Viele Menschen vertragen die Übung gut, weil der Hub klein ist, aber du solltest das Anheben der Brust minimal halten, die Bauchmuskeln anspannen und abbrechen, wenn die Beschwerden zunehmen. Wer dauerhaft Beschwerden hat, sollte sich vorher von einer qualifizierten Fachkraft freigeben lassen.

### Was kann ich als Ersatz nehmen, wenn das Liegen auf dem Boden unbequem ist?

Dasselbe W-Muster lässt sich im Stehen oder Sitzen vor einer Wand oder vorgebeugt mit leichten Kurzhanteln ausführen. Die Bodenversion ist am leichtesten zu lernen, weil Schwerkraft und Boden klare Rückmeldung zur Armposition geben.

### Worin unterscheidet sich das W-Anheben in Bauchlage vom Y oder T in Bauchlage?

Beim W sind die Ellbogen gebeugt, was den Hebel verkürzt und den mittleren Trapezius und die Rhomboidei betont, während Y und T die Arme strecken und den unteren Trapezius sowie die Schulterstabilisatoren in anderen Winkeln fordern. Die Varianten ergänzen sich gut.

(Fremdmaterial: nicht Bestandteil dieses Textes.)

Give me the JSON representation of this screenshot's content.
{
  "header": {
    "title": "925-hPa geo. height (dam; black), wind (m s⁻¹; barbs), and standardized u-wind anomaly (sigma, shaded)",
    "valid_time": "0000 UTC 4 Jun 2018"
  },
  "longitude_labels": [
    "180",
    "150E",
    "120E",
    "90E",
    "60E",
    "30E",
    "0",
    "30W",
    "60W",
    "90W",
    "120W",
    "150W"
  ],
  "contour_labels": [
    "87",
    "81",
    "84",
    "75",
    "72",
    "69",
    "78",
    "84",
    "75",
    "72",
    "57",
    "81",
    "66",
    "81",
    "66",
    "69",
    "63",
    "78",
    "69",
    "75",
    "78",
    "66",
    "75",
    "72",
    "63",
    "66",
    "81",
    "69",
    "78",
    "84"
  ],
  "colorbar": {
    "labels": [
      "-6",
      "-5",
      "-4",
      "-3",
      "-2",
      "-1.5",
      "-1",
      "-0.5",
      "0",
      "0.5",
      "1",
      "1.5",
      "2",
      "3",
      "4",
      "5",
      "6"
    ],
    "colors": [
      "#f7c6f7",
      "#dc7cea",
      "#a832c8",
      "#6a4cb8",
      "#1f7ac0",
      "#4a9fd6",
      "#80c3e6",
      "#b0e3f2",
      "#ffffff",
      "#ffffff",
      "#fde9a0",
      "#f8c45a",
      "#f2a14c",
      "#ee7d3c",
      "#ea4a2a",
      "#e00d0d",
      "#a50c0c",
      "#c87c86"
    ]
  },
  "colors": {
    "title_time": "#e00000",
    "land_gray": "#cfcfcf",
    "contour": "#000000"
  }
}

### Wie viele Wiederholungen und Sätze vom W-Anheben in Bauchlage sollte ich machen?

Zwei bis drei Sätze mit zehn bis fünfzehn Wiederholungen und zwei bis drei Sekunden Haltezeit oben sind ein solider Einstieg. Da es eine auf Ausdauer ausgerichtete Bewegung ist, zählt ein knackiges Schulterblatt-Zusammenziehen mehr als mehr Gewicht oder langes Halten.

### Sollte ich beim W-Anheben in Bauchlage Gewicht hinzufügen?

Anfangs nicht. Leichte Gewichtsmanschetten oder kleine Kurzhanteln kommen erst infrage, wenn du alle Sätze ohne Schulterheben und mit kontrollierter Abwärtsphase bei jeder Wiederholung abschließen kannst.